Llama su atención una mujer aymara en traje de gala típico –y no quechua como dice negligentemente la voz en off del reportaje– como si Puno no perteneciera al Perú, se sorprende de encontrarla, como si el juramento presidencial no fuera de interés nacional, como si la función del Congreso no fuera REPRESENTAR a todos los peruanos,  y no puede evitar hacerle una nota, tampoco puede esconder su sorpresa al enterarse que esta mujer es periodista –una colega profesional–, esputando con un despreciable acento tutelar “con su credencial de prensa” mientras le voltea la identificación para que la cámara cómplice lo certifique –y nosotros a través de ella–. Merece una mención especial la horrorosa música circense con la que presentan a esta periodista aymara mientras la cámara le hace un paneo de cuerpo entero, como si se tratara de un espectáculo de variedades.

La entrevista en sí misma no tiene importancia ni para la periodista, ni para los que editaron el reportaje, a lo largo del vídeo vemos como la mujer aymara es interrumpida una y otra vez, tratada como si fuera una niña a través de un insufrible tonito de superioridad con el que la periodista capitalina le habla todo el tiempo; y justo al final, en el colmo del cinismo, a través de la edición cortan su declaración, y es que en el fondo nunca importó lo que tuviera que decir, sólo importaba mostrarla como una exótica asistente en medio de una ceremonia tan exclusiva e importante.

Todos recordamos como los canales de televisión, luego de la 1era vuelta presidencial, nos mostraron reportajes condenando consensuadamente el racismo en el Facebook.
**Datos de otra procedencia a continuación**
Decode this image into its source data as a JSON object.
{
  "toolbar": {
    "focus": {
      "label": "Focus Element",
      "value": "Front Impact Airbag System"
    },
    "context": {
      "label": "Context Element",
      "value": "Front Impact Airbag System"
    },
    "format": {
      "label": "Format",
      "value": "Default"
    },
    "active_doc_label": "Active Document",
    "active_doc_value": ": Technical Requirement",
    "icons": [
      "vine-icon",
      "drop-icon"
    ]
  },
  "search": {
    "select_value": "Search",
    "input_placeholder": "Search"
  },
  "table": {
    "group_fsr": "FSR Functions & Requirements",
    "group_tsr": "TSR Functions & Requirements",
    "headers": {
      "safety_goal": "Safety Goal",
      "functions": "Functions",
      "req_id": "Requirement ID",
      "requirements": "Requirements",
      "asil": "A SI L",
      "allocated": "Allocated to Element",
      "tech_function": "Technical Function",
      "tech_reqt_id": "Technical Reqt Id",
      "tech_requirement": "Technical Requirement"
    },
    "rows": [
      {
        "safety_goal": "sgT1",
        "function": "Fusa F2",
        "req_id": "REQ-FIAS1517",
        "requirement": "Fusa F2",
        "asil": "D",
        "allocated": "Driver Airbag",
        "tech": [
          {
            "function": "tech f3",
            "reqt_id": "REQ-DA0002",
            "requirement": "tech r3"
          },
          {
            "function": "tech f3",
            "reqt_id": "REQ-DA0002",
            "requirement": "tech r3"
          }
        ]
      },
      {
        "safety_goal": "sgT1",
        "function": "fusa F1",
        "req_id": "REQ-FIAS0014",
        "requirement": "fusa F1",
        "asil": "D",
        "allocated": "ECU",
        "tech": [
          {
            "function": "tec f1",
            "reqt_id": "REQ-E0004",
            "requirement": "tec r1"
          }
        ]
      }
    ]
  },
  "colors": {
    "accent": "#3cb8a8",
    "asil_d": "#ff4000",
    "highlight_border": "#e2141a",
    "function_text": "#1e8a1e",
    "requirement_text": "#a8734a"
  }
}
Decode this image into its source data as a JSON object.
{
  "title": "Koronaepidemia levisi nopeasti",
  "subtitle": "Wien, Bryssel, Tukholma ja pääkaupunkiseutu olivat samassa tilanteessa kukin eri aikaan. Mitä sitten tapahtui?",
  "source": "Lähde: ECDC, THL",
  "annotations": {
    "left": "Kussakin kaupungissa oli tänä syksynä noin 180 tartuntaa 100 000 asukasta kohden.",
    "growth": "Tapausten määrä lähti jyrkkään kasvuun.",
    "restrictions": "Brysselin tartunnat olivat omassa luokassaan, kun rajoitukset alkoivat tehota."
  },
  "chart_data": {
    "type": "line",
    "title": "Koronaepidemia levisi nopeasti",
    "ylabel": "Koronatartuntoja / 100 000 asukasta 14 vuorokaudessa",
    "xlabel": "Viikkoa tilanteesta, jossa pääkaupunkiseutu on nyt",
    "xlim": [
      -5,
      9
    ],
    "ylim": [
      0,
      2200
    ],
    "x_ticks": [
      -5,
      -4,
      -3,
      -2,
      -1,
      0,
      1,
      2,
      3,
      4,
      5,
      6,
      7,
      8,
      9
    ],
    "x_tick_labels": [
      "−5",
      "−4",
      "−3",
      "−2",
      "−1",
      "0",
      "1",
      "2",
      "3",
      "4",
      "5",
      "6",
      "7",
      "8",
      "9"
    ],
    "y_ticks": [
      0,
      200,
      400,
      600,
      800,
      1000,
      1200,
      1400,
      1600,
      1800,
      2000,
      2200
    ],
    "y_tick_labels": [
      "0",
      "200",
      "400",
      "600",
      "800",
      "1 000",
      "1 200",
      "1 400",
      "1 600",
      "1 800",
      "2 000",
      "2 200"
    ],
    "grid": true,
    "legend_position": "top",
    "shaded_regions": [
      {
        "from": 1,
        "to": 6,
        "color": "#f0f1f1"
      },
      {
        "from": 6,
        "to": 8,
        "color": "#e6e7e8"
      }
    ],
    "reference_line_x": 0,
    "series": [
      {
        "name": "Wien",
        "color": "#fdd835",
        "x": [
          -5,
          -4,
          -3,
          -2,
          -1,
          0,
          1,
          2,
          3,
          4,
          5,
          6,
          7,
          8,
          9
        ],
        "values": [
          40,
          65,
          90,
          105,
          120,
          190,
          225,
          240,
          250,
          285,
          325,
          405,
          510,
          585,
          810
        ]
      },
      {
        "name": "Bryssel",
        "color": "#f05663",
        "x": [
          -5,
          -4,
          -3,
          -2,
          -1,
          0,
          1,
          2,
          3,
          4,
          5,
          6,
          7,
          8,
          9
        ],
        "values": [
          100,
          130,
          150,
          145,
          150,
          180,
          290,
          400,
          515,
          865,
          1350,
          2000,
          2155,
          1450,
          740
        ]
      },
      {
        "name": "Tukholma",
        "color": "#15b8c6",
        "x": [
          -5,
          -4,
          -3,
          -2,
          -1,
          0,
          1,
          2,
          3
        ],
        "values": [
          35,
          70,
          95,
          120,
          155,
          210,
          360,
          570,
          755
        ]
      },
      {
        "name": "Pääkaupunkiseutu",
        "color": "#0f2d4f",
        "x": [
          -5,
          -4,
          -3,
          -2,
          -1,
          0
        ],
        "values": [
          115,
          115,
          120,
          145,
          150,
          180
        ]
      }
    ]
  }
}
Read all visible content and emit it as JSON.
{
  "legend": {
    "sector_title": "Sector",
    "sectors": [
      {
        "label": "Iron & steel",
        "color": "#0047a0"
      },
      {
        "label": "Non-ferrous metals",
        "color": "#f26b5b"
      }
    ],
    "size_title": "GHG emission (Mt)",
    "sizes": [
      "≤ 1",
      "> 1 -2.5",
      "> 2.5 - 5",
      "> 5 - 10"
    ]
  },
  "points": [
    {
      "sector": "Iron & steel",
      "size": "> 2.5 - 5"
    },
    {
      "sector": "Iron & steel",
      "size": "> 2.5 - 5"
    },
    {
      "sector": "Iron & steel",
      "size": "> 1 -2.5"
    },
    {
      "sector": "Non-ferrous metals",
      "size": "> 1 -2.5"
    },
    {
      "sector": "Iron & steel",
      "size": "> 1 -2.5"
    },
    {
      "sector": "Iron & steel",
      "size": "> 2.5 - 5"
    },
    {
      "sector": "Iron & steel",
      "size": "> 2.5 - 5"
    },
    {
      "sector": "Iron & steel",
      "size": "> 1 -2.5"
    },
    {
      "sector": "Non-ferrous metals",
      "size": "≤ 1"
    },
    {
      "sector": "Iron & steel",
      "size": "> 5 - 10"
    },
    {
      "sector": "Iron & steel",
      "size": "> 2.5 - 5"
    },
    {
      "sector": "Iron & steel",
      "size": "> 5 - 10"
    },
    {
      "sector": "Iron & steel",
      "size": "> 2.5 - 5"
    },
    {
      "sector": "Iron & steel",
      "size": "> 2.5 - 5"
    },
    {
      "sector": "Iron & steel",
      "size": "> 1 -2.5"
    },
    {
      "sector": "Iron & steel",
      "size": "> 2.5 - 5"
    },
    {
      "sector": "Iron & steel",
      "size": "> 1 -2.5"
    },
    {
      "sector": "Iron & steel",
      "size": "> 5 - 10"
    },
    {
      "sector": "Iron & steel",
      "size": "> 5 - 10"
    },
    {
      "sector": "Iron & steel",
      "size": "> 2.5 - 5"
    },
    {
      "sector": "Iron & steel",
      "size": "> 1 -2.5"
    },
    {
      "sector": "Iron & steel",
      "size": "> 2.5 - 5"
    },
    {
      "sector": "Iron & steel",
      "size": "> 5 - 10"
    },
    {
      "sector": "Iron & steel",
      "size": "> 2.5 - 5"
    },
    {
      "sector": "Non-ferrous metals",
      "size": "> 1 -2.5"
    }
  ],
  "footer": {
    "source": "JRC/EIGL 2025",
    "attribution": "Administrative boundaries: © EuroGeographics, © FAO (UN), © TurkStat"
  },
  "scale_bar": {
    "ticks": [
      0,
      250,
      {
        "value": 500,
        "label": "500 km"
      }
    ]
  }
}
Ese tipo de racismo burdo y exagerado no resulta peligroso para el país, es tan grosero que genera su propia censura; en cambio, el racismo cotidiano que muestra este reportaje, el cual tiene la preocupante capacidad de pasar desapercibido, es el racismo realmente peligroso. Hace tan “natural” que tratemos como subalternos a los compatriotas del interior del país, que ya no indigna a nadie, a pesar de ser visto por millones de personas a nivel nacional, un día domingo por la noche, en pleno horario estelar.